The younger you are, the less likely you are probably concerned about retirement. You are barely keeping your head above water buying a new home, having children, and getting ahead at work. There comes a time when you do start thinking about where you want to live out your golden years.
When that time comes somewhere in middle age (hopefully in time to get a good plan in place), you have to consider many things. Successful investors start by determining their financial objectives. Each of us is different – with different time horizons, tax considerations, risk tolerance, and income needs. rule number one: your portfolio should be tailored to suit your specific goals.
It’s like taking an auto trip. It is important to know your destination and to have a map. It’s the same with investing. What is your destination? Is it retirement, the education of your children, building an estate for subsequent generations? Your investment roadmap should include:
- How much you currently have invested
- How much you intend to add
- Your time horizon based on your age or the age of your children
- What, if any, inheritance you are likely to receive
- Your current overhead
- Savings: CDs or money markets
- Insurance in place to provide for loved ones
- What you need to keep liquid for immediate usage
The more completely these factors are identified, the more likely you are to achieve financial success. Start with how much income you will need if you were to retire in today’s dollars because you don’t want you to try to guess what impact inflation might have down the road. No one can predict the future rate of inflation, but the good news is: you don’t have to. If the rate of inflation is especially high in the future, you are more likely to get significant income raises which will allow you to put more into your retirement plan and social security will be increased. By law, social security has built in COLAs or cost-of-living adjustments. Also, the value of any assets you have is likely to increase and your investment returns will be higher.
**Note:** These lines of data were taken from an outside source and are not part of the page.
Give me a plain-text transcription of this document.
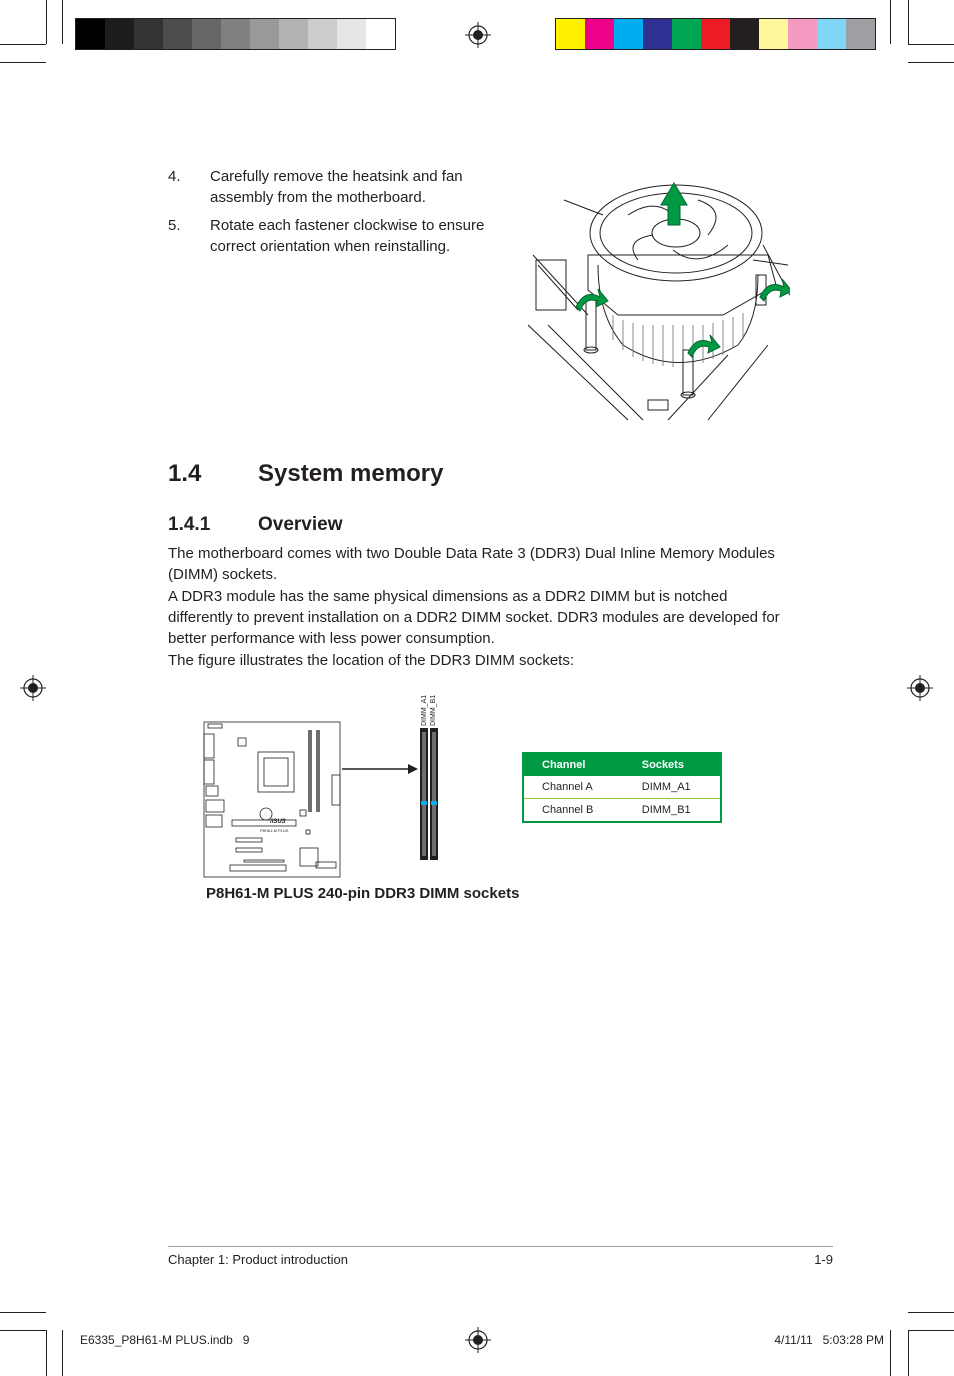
4. Carefully remove the heatsink and fan assembly from the motherboard.
5. Rotate each fastener clockwise to ensure correct orientation when reinstalling.
1.4 System memory
1.4.1	Overview
The motherboard comes with two Double Data Rate 3 (DDR3) Dual Inline Memory Modules (DIMM) sockets.
A DDR3 module has the same physical dimensions as a DDR2 DIMM but is notched differently to prevent installation on a DDR2 DIMM socket. DDR3 modules are developed for better performance with less power consumption.
The figure illustrates the location of the DDR3 DIMM sockets:
/ISUS
P8H61-M PLUS
DIMM_A1 DIMM_B1
Channel	Sockets
Channel A	DIMM_A1
Channel B	DIMM_B1
P8H61-M PLUS 240-pin DDR3 DIMM sockets
Chapter 1: Product introduction	1-9
E6335_P8H61-M PLUS.indb   9	4/11/11   5:03:28 PM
For example, in the late 1970’s and early 80’s, when inflation was sky-high in the double digit, some people were able to get 15, 16, 17, 18 even 19 or 20% interest on their bank accounts. Conversely if inflation is particularly low, you will get fewer raises and perhaps lower returns from your portfolio and property, but things won’t cost as much either. In other words, rates of return and incomes tend to adjust automatically to inflation.
Most retire in their mid-sixties. In most cases, the children are grown and hopefully economically independent. The house will be paid or nearly so. Your mortgage may be gone. You might have lower auto expenses in retirement – although you may going on vacation and golfing more.
Doing the Math
Let’s say you need $7,500 per month or $90,000 per year in today’s dollars to be financially secure in a comfortable retirement. In today’s dollars, social security will provide approximately $2,500 per month or $30,000 per year for most people, and more for couples—perhaps 50-60K. This means you will need an additional $60,000 from your portfolio.
Historically in the past, investors have been able to achieve an approximate reliable income of 5% to 6% with safety of principle. Even in this decade when interest rates have been low, there has been a variety of investment choices that have provided a reliable income of about 6%. Therefore, in our example, you would need one million dollars at 6% plus the $30,000 from social security to achieve your goal of a total annual income of $90,000.
If you already have a million dollars or more, you are there. You can retire early or spend more today, or build a larger estate for your spouse or partner, children or charity. If you don’t have a sufficient amount as yet, you will want to consider saving more, retiring later, reducing current overhead, moving to a smaller house, estimating your inheritance, etc. In other words, successful investors begin by doing the math to establish a meaningful plan designed to fulfill objectives.